Notice I sniff for the HTTP method first, get the values out of the args, and then check to ensure the token is correct. "test_token" was set on the Facebook side and should probably be a bit more secure. As the comment clearly says, I should add an error result there.

The next part of the code will handle responding back to the message. For the most part I followed Facebook's Node sample, but I modified things a bit. Facebook doesn't really how you respond to its HTTP call to your server. Your response means nothing essentially. Instead your code makes its own HTTP request to Facebook's API to respond.

However - if you follow Facebook's lead and "respond early" while the response HTTP call is about to go out, that will not work on OpenWhisk. When OpenWhisk things you're done, it's going to shut down your serverless code. Therefore, the code I used basically waits till everything is done before creating a response.

Since Facebook can, and will, batch responses, that meant using Promise.all as a way of listening for all the possible calls to finish. So here is the entire code snippet. Once again, please remember this leaves a lot of polish out.

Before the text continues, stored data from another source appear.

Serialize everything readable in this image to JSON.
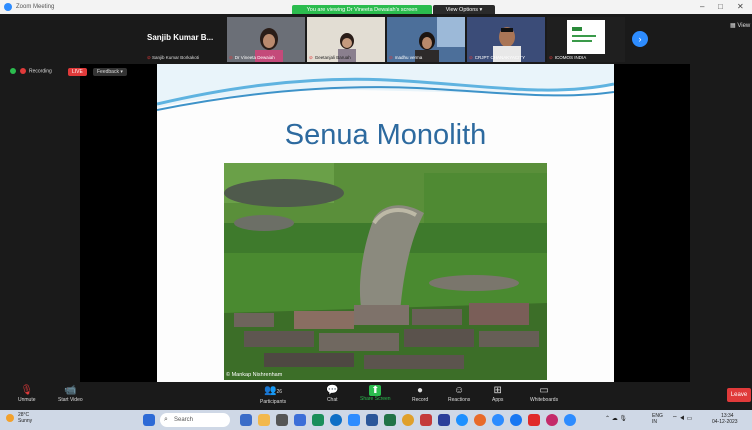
{
  "window": {
    "title": "Zoom Meeting",
    "controls": [
      "–",
      "□",
      "✕"
    ]
  },
  "banner": {
    "text": "You are viewing Dr Vineeta Dewaiah's screen",
    "view_options": "View Options ▾"
  },
  "participants": {
    "speaker_name": "Sanjib Kumar B...",
    "speaker_caption": "Sanjib Kumar Borkakoti",
    "thumbs": [
      {
        "name": "Dr Vineeta Dewaiah"
      },
      {
        "name": "Geetanjali Baruah"
      },
      {
        "name": "madhu verma"
      },
      {
        "name": "CRJPT CHANAKYACITY"
      },
      {
        "name": "ICOMOS INDIA"
      }
    ],
    "next_label": "›",
    "view_label": "View"
  },
  "status": {
    "recording": "Recording",
    "live": "LIVE",
    "feedback": "Feedback ▾"
  },
  "slide": {
    "title": "Senua Monolith",
    "credit": "© Mankap Nishrenham"
  },
  "toolbar": [
    {
      "label": "Unmute",
      "icon": "mic-off-icon",
      "glyph": "🎙"
    },
    {
      "label": "Start Video",
      "icon": "video-off-icon",
      "glyph": "📹"
    },
    {
      "label": "Participants",
      "icon": "participants-icon",
      "glyph": "👥",
      "count": "26"
    },
    {
      "label": "Chat",
      "icon": "chat-icon",
      "glyph": "💬"
    },
    {
      "label": "Share Screen",
      "icon": "share-screen-icon",
      "glyph": "⬆"
    },
    {
      "label": "Record",
      "icon": "record-icon",
      "glyph": "●"
    },
    {
      "label": "Reactions",
      "icon": "reactions-icon",
      "glyph": "☺"
    },
    {
      "label": "Apps",
      "icon": "apps-icon",
      "glyph": "⊞"
    },
    {
      "label": "Whiteboards",
      "icon": "whiteboard-icon",
      "glyph": "▭"
    }
  ],
  "leave": "Leave",
  "taskbar": {
    "weather_temp": "28°C",
    "weather_desc": "Sunny",
    "search": "Search",
    "lang": "ENG",
    "region": "IN",
    "time": "13:34",
    "date": "04-12-2023"
  },
  "colors": {
    "zoom_blue": "#2d8cff",
    "banner_green": "#2bbc4e",
    "leave_red": "#e03a3a",
    "title_blue": "#2d6a9f"
  }
}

const rp = require('request-promise');
const PAGE_ACCESS_TOKEN = 'CHANGE ME TO YOUR TOKEN';

function main(args) {
    console.log('fbbot ow activated');

    if(args["__ow_method"] === "get") {
        let challenge = args["hub.challenge"];
        let token = args["hub.verify_token"];

        if(token === 'test_token') {
            return { body:challenge };
        } else {
            //todo: return an error condition
        }
    } else if(args.__ow_method === "post") {
        console.log('post call');

        //ensure it's a page, todo: return an error?
        if(!args.object === "page") return;

        return new Promise((resolve, reject) => {

            let promises = [];
            args.entry.forEach((entry) => {
                //process each entry
                entry.messaging.forEach((event) => {
                    if(event.message) promises.push(process(event));
                });

            });

            Promise.all(promises).then(() => {
                resolve({result:1});
            })
            .catch((e) => {
                console.log('error in all call');
                console.log('message='+e.message);
                console.log('error='+JSON.stringify(e.error));
                reject({error:e.error});
            });

        });

    }

}

function process(msg) {
    let senderID = msg.sender.id;
    let recipientID = msg.recipient.id;
    let timeOfMessage = msg.timestamp;
    let message = msg.message;

    console.log(`Received message for user ${senderID} and page ${recipientID} at ${timeOfMessage} with message:`);
    console.log(JSON.stringify(message));

    let messageID = message.mid;
    let messageText = message.text;
    //todo: attachments

    var messageData = {
        recipient: {
            id: senderID
        },
        message: {
            text: 'You sent: '+messageText
        }
    };

    return callSendApi(messageData);
}

function callSendApi(messageData) {
    let options = {
            uri: 'https://graph.facebook.com/v2.6/me/messages',
            qs: { access_token: PAGE_ACCESS_TOKEN },
            method: 'POST',
            json: messageData
    }
    return rp(options);
}

The process function is where I did the logic of "You sent:" in response to your message. A real bot would do a bit more work obviously. callSendApi is basically just the API call to Facebook. I've modified it to use request-promise since I have to know when it's done.

In theory you can test this on the page I set up for it, BotTest1, but I'm not promising to keep that site up for long. Now that I've got this done, I'm going to look into integrating it with Watson for more advanced demos.

Let me know if you have any questions!